Mohammed Abdulkader Amireh : J’ai quatre enfants, deux fils et deux filles. Mes deux garçons sont nés avec une maladie de la peau pour laquelle il n’y avait pas de traitement médical, mais qui peut être soulagée en appliquant de l’huile d’olive. J’ai perdu toutes mes terres de Nilin à cause du mur et de la colonisation. Ce mur a dépossédé presque toutes les terres des fermiers de Nilin : nous avons perdu 2 700 oliviers, 3 000 km² de terres, et cinq de nos frères morts en martyrs pendant nos manifestations contre le mur. Nous avons subi dans centaines de blessures par des munitions et par des balles d’acier recouverts de caoutchouc, et des femmes enceintes ont fait des fausses couches à cause des bombes aveuglantes que des soldats lançaient dans leur maison.

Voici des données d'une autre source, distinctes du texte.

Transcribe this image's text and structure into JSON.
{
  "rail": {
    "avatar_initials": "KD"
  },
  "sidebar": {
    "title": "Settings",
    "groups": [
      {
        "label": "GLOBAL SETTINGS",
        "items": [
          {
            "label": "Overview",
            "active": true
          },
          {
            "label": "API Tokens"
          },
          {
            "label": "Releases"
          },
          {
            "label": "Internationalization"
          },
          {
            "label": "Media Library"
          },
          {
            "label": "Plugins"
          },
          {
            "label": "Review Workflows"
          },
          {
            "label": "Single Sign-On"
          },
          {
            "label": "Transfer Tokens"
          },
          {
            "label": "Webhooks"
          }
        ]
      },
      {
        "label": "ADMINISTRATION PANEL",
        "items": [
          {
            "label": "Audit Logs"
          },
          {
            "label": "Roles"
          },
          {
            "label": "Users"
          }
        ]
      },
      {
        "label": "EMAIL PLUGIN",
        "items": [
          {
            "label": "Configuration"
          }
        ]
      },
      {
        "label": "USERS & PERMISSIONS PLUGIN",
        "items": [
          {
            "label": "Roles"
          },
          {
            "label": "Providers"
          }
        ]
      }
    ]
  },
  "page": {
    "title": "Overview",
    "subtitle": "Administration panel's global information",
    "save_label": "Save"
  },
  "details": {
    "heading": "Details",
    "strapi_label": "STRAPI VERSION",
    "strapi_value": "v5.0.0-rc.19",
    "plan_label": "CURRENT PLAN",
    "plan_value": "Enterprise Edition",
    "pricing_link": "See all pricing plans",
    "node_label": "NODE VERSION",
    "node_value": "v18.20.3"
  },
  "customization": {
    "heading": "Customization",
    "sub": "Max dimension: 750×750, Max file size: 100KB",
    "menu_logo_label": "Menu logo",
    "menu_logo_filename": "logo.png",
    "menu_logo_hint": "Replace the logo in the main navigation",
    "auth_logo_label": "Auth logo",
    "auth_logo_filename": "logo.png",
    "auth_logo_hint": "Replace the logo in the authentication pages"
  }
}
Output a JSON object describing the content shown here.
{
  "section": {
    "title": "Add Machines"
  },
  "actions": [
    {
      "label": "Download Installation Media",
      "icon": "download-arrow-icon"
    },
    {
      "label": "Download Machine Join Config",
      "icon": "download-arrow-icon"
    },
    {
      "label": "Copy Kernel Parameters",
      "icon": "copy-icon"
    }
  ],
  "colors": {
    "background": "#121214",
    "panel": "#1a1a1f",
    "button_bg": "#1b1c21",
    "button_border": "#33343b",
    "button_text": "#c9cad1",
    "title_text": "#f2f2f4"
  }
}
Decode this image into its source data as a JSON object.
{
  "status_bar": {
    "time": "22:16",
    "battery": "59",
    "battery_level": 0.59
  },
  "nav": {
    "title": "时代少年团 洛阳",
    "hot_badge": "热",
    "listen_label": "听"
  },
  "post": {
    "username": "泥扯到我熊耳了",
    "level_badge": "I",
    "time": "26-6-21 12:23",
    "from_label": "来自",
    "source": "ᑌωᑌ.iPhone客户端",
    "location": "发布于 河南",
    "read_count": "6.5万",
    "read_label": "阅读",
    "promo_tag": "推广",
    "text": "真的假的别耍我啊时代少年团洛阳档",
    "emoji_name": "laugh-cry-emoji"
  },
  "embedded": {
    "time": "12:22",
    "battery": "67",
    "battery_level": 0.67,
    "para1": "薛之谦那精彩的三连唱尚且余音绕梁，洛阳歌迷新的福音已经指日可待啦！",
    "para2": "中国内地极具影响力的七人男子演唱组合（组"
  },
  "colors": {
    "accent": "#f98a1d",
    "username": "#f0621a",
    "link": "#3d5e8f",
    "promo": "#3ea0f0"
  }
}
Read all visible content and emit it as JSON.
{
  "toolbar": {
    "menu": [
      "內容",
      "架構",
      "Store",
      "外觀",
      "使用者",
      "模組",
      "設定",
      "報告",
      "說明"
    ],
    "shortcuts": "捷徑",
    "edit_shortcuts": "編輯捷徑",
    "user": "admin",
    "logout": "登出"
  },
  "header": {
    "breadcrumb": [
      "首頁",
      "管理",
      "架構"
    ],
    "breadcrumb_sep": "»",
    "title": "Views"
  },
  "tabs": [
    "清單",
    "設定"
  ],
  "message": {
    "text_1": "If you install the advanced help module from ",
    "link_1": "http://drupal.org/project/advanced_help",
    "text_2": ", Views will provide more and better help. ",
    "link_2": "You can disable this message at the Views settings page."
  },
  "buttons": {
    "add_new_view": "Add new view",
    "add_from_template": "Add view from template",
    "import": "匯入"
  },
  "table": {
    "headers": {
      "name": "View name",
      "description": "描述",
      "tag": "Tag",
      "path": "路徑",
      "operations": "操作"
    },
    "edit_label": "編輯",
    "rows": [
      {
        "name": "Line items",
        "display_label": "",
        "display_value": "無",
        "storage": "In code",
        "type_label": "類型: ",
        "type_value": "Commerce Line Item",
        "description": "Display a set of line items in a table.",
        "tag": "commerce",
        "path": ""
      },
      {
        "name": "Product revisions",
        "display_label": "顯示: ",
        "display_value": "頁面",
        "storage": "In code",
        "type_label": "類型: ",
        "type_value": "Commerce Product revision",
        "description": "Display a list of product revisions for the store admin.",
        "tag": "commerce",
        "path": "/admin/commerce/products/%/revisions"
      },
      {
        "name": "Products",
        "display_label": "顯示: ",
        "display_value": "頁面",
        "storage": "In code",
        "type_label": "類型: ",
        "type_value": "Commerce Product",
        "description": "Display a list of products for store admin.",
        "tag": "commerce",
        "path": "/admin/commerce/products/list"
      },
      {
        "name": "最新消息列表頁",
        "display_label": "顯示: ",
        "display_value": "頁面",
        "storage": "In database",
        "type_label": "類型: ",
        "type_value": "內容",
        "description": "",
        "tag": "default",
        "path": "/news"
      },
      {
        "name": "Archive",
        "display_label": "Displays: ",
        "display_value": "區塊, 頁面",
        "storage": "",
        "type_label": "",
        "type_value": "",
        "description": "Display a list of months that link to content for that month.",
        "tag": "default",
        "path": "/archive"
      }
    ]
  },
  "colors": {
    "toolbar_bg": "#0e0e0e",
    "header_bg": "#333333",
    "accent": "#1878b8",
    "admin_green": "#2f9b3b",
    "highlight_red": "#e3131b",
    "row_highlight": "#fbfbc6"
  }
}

107 personnes ont été emprisonnées pour avoir participé aux manifestations contre le mur, 11 d’entre elles le sont toujours aujourd’hui. Trente-neuf personnes ont été tuées par des balles spéciales de calibre 0.22, connues pour faire un maximum de dégâts après avoir pénétré dans le corps, et beaucoup d’entre eux souffrent toujours de ces blessures parce que les balles restent dans leur corps. Plusieurs incendies ont frappé les maisons dans lesquelles des bombes aveuglantes ont été lancées et qui ont pris feu. Mais nous ne renoncerons jamais, et nous devons continuer notre combat pour la paix et la justice pour les Palestiniens et pour tous dans le monde.
J’ai été blessé plusieurs fois, une fois par une balle de caoutchouc qui est entrée dans la main qui protégeait mon visage. J’ai aussi été tabassé par des soldats israéliens à de nombreuses occasions. On m’a arrêté quatre fois, je suis resté emprisonné quelques mois la première fois, huit jours la deuxième fois, et un jour les deux dernières fois. Je me souviens qu’une des dernières fois, les commandants israéliens me menaçaient de m’emprisonner encore huit jours de plus. Je leur ai répondu que je m’en foutais qu’ils me gardent huit jours, huit semaines ou huit ans ... ça ne m’empêcherait pas de protester contre le vol de ma terre. Soudainement, il a appelé un de ses collègues et lui a ordonné de me relâcher immédiatement ; je n’avais pas encore compris que Ahmed Mousa, un garcon du village de 10 ans, venait juste de devenir notre premier martyr dans la lutte contre le mur. Je travaille comme professeur dans une école locale, et Ahmed manque fortement à ses amis ... ils ne comprennent pas pourquoi il a été tué. Il n’y avait même pas de manifestation là où il a été tué !
Je me souviens qu’une fois en cours de dessin, Ahmed a dessiné une image avec deux drapeaux, un palestinien et un israélien parce qu’il espérait que la paix arriverait, mais il ne savait pas que juste 10 minutes plus tard, une balle attendait de lui percer la peau.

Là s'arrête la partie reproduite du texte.